Tuesday, June 1, 2010

Advance Risk Board Game Strategy Part 2: Australia

One of the most important parts of any risk game is for a player to lay claim to a continent as a base of operations. Perhaps the most well known and classic continent securing strategy is to lay claim to Australia.

Why Australia: The first and most important benefit of holding Australia is that it only has one entry and exit point – via Indonesia and Siam. This allows for easiest border protection of any country, especially considering that the number of reinforcements available from controlling Australia is the same as for South America (two each) with one fewer border country to protect. Also, Australia has some very solid expansion possibilities, discussed later in the article. Finally, once established, an Australian fortress with fortified armies in Siam is unlikely to be attacked by any other player. As opposed to South America, which is a natural expansion point for anyone holding either Africa or North America, Australia is usually “out of the way” for other players, especially since Asia is almost impossible to hold in the early stages of a typical game.

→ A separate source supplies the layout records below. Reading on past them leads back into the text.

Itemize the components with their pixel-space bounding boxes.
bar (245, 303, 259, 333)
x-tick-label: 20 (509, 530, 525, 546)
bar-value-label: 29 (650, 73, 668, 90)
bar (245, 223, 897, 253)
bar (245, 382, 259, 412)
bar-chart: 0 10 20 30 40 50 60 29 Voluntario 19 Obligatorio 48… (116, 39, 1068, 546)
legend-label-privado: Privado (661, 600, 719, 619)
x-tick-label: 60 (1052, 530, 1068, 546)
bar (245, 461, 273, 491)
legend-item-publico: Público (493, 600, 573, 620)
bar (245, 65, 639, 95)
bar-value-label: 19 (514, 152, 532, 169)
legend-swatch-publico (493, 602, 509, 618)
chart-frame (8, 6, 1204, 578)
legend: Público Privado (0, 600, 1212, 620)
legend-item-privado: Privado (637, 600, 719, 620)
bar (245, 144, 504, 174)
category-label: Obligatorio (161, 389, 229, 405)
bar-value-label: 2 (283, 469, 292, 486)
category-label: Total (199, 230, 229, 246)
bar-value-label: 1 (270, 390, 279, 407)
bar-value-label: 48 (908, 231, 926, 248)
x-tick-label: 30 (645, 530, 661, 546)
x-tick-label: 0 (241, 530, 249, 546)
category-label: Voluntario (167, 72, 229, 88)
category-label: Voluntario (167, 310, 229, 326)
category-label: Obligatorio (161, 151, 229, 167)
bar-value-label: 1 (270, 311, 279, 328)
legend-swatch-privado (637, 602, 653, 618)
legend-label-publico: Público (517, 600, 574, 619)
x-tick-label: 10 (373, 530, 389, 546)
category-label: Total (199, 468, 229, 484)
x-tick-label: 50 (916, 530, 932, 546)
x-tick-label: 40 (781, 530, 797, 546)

How to win control of Australia: Perhaps the most obvious way to take control of Australia is to pick one of the Australian territory cards during the territory distribution stage at the start of the game (or hope for an Australian territory if playing random territory distribution), stack all available armies on that territory, and take the continent on turn one. However, there are some difficulties with this approach. Once a players armies start to stack up in Australia, her or his intentions become obvious to any other players paying attention and will likely be met with stiff resistance from defensive armies placed in Australian territories that other players control. Defeating these armies is likely to permanently weaken the player trying to take control of the country and may make them vulnerable to a counter attack from a player with a strong position in Asia.
The more subtle and arguably better way to seize Australia is to place a large number of armies in a territory in Asia and wait for a couple of turns. Typically, at least a couple of players will try to control Australia during the first couple of turns of the game and will continue to attack each other until one player wins control. When this happens, the player with armies in Asia can march through Siam and knock out the first player to take usurp control of the continent.

Middle game expansion – Asia: The most common route for players controlling Australia to try and expand is through Asia. Asia is a natural expansion point because control of Australia usually means controls Siam, one of the four key territories necessary to control Asia (along with Kamchatka, Middle East, and Ukraine in Europe). Also, games where players have a strong Asian position are rare, with most players only using Asia to “card mine” (capture territories and retreat repeatedly to win cards).
The key to capturing Asia lies in taking Kamchatka. If a player can control this “back door territory, they can likely use it as a base to slowly expand westward and capture the rest of Asia. Often, control of this territory in a given game is difficult because it is likely to be challenged by a player with a position in North America. Also, even if a player fails to capture the entire continent, they can capture enough territories with this strategy to gain an extra territory per turn via the 12 territory army bonus.

Middle game expansion – North America: A subtle choice for Australian expansion is to use Kamchatka to expand into North America instead of Asia. Often if the situation in North America remains fluid for long enough, a player can turn in cards and capture the entire continent in one turn or less. Again, even if the Australian player fails to capture all of North America, the extra territories can help the player reach the 12 territory extra army bonus.

“Card cascade”: The card cascade is a special strategy that mainly works in the later stages of games with ascending card values. In this strategy, a player places all of her or his armies on Siam and basically plays a passive waiting game during the first several turns. Once the card trade values reach about 20 bonus armies, the player controlling Australia looks for opponents with a weak position and several cards. The player controlling Australia will then march their armies out through Asia, capture all of the opponents territories, and turn in the players captured cards on the same turn to receive an additional army bonus. The player can then either use these armies to continue the attack and eliminate another player (and capture his or her cards) or to consolidate the territories gained from attacking. Sometimes, this strategy can enable a player to win the game in a single turn.

Bottom Line: Playing Australia is an essential part of the knowledge and repertoire of any serious Risk player. The key for Australia is patience and choosing a wise expansion strategy. However, when the time is right, the player should also be prepared to use her or his armies in Australia to strike decisively and win the game.